Para quem vem acompanhando os números do mercado de trabalho como sinal de uma possível recuperação econômica após a devastação causada pela pandemia de Covid-19, a quarta-feira trouxe números bons e ruins. O Cadastro Geral de Empregados e Desempregados (Caged), do Ministério da Economia, mostrou a abertura de 414,5 mil postos de trabalho com carteira assinada em novembro. É o melhor número para o ano, após os 394,5 mil de outubro, e ainda trouxe o acumulado do ano para o campo positivo – o saldo de 2020 é, agora, de 227 mil vagas formais abertas, com mais contratações que demissões.
O ministro Paulo Guedes comemorou o número, mas, embora o país inteiro espere que ele tenha razão quando afirma que o Brasil poderia fechar o ano com saldo positivo na criação de empregos formais, os dados de dezembro ainda podem fazer de 2020 um ano com mais demissões que contratações. Mesmo quando a economia está crescendo, o último mês do ano costuma ser marcado pelos desligamentos daqueles que foram contratados para atender à demanda maior das festas de fim de ano, e o próprio Ministério da Economia lembra que os bons números de novembro também foram puxados pelas vagas temporárias. Nos últimos 15 anos, o melhor dezembro foi o de 2019, e ainda assim houve 307 mil demissões a mais que contratações; seria necessário um desempenho extraordinário para impedir que os dados de 2020 voltem para o campo negativo.
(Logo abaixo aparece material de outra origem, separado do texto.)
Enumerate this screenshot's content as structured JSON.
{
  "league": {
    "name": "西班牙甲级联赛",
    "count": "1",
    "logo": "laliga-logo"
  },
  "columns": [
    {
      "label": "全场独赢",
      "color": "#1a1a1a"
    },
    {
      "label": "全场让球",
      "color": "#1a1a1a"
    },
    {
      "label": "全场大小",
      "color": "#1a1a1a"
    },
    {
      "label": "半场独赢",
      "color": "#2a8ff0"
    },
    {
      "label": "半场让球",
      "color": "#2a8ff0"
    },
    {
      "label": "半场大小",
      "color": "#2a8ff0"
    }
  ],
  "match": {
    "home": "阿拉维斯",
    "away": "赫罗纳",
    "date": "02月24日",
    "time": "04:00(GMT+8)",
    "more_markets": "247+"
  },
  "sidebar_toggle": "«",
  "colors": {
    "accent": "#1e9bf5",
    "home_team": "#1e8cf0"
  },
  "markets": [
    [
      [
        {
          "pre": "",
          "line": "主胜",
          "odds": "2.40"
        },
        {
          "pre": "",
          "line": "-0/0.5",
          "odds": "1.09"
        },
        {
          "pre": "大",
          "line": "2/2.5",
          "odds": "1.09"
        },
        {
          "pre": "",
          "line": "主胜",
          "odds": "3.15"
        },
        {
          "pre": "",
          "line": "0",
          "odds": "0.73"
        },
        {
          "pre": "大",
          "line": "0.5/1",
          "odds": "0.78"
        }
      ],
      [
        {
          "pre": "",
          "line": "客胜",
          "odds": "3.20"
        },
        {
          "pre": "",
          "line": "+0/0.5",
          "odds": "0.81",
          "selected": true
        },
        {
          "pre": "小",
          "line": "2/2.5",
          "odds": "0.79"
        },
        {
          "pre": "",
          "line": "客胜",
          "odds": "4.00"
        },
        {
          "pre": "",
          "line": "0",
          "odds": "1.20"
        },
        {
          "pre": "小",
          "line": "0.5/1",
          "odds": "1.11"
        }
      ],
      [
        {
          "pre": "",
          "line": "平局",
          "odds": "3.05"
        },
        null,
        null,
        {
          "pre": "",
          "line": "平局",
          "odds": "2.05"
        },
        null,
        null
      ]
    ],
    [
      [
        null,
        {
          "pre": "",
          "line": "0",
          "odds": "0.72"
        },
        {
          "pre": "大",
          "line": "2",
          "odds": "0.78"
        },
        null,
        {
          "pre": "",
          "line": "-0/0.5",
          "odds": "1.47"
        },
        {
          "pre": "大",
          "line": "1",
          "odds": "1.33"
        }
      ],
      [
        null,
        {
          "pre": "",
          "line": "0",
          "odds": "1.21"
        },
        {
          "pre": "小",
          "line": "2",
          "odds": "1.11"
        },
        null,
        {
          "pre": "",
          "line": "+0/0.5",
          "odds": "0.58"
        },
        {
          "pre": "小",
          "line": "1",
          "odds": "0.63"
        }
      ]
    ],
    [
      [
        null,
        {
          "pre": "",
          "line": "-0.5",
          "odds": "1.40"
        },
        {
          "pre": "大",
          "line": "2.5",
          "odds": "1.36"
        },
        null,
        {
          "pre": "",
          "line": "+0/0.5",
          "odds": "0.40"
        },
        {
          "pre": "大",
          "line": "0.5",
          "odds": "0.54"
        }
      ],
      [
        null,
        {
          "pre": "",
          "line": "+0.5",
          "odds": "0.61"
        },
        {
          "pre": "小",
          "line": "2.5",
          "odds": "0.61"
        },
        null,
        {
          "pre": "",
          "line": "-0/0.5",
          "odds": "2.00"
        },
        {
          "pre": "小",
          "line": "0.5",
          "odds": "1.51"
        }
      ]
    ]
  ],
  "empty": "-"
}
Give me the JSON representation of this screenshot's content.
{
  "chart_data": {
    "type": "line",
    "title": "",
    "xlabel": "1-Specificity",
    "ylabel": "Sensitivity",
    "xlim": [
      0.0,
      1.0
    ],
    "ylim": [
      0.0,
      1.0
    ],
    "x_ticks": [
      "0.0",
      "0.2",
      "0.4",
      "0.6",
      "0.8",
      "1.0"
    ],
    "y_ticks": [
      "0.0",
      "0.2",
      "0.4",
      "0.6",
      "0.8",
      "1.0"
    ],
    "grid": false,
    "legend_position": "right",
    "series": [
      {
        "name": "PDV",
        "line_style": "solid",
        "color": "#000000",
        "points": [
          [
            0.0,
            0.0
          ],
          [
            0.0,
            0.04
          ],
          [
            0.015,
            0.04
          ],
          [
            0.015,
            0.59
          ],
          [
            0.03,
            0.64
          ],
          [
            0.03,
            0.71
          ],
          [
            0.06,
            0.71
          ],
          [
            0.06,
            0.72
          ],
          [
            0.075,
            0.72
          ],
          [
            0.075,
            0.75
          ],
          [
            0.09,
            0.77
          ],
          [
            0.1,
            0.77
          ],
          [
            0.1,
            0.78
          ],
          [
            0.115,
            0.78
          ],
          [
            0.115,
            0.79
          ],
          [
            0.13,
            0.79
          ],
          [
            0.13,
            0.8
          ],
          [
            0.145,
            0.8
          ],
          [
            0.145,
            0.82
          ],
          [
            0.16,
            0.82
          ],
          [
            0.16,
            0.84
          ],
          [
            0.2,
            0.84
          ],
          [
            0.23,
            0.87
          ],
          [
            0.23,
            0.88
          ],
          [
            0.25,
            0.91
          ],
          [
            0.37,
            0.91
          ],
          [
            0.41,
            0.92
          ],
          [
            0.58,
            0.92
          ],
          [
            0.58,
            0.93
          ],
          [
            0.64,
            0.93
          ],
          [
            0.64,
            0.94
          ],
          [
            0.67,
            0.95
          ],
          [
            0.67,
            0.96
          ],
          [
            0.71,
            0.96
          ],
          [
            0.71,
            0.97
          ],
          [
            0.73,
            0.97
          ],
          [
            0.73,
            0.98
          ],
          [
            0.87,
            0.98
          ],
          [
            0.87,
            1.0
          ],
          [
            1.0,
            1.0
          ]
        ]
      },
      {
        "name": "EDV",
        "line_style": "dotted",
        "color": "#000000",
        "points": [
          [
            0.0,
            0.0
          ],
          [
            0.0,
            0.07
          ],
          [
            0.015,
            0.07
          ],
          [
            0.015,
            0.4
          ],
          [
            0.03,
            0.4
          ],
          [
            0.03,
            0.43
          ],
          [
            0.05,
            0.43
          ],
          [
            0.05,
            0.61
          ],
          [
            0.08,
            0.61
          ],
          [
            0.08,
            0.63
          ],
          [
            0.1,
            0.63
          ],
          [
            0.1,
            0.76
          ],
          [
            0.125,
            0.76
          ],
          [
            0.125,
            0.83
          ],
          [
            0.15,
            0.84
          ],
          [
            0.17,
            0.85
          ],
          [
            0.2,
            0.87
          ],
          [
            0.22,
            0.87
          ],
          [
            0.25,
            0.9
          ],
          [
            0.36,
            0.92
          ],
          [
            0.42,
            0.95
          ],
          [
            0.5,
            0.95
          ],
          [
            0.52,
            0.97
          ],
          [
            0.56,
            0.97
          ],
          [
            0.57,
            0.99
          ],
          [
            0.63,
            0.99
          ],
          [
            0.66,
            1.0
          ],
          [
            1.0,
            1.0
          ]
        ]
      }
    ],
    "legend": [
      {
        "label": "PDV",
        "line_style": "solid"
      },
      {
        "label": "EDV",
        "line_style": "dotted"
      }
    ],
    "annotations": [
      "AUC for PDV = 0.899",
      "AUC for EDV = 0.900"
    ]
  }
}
Na Pnad Covid-19 referente a novembro, a população ocupada foi de 84,7 milhões de brasileiros, número bastante distante do recorde de 94,6 milhões registrado no fim de 2019
Há um fator que pode influenciar o resultado deste mês (e, consequentemente, de 2020 como um todo) no Caged: o Programa Emergencial de Manutenção do Emprego e da Renda (BEm), criado pelo governo federal logo no início da pandemia de Covid-19 e que permitiu a redução proporcional de jornada e salário, ou a suspensão temporária do contrato de trabalho. Para compensar a diminuição da renda dos trabalhadores nesses meses, o BEm determinou que eles teriam estabilidade igual à duração da redução de salário ou suspensão do contrato; dadas as sucessivas prorrogações do BEm (e o governo já estuda uma nova extensão para 2021), ainda há muitos brasileiros que estão nesta situação de estabilidade. Na melhor das hipóteses, a economia estará mais aquecida quando esse prazo expirar e os trabalhadores serão mantidos; do contrário, a onda de desligamentos terá sido apenas adiada.
Independentemente dos números positivos ou negativos, o Caged tem uma limitação ao contemplar apenas o mercado de trabalho formal, com carteira assinada, deixando de fora toda uma multidão de autônomos, informais e subempregados. Por isso também é preciso olhar outros indicadores, e eles não são nada animadores. Também nesta quarta-feira o IBGE divulgou a taxa de desemprego para novembro segundo a Pnad Covid-19: 14,2%, um novo recorde. Foram 14 milhões de desempregados registrados no mês passado, contra 10 milhões em maio, quando a pesquisa começou a ser realizada. Mas também este índice tem suas nuances, por exemplo quando considera desempregados apenas aqueles que estão à procura de trabalho, usando ainda outras categorias, como a dos desalentados, para descrever pessoas que nem chegaram a buscar emprego. Assim, seria possível até mesmo que o índice de desemprego se mantivesse estável ou crescesse ainda que a economia estivesse reagindo – bastaria que muitos desalentados, por vários motivos, voltassem a procurar oportunidades em ritmo maior que o da absorção de desempregados pelo mercado de trabalho.
Por isso, há especialistas considerando que o indicador mais fiel à realidade do mercado de trabalho, sem distorções ou defasagens, é a população ocupada. Na Pnad Covid-19 referente a novembro, este número foi de 84,7 milhões de brasileiros, ou 49,6% da população com idade para trabalhar. Ainda é um número muito baixo, equivalente à população ocupada de meados da década passada, e bastante distante do recorde de 94,6 milhões registrado no fim de 2019, o que dá uma ideia mais precisa do tamanho do desafio que o país tem à frente no campo do emprego.
A incerteza ainda rondará o Brasil por pelo menos alguns meses. O país não será capaz de vacinar parte significativa da população no primeiro semestre de 2021, e convive com um recrudescimento da curva de contágio do coronavírus que está sendo respondida por autoridades com novas rodadas de restrições que afetam a economia. Também no início do ano que vem já não haverá mais a possibilidade do auxílio emergencial, pago a dezenas de milhões de brasileiros desde o início da pandemia. Preservar negócios e empregos continuará sendo prioridade absoluta neste início de 2021.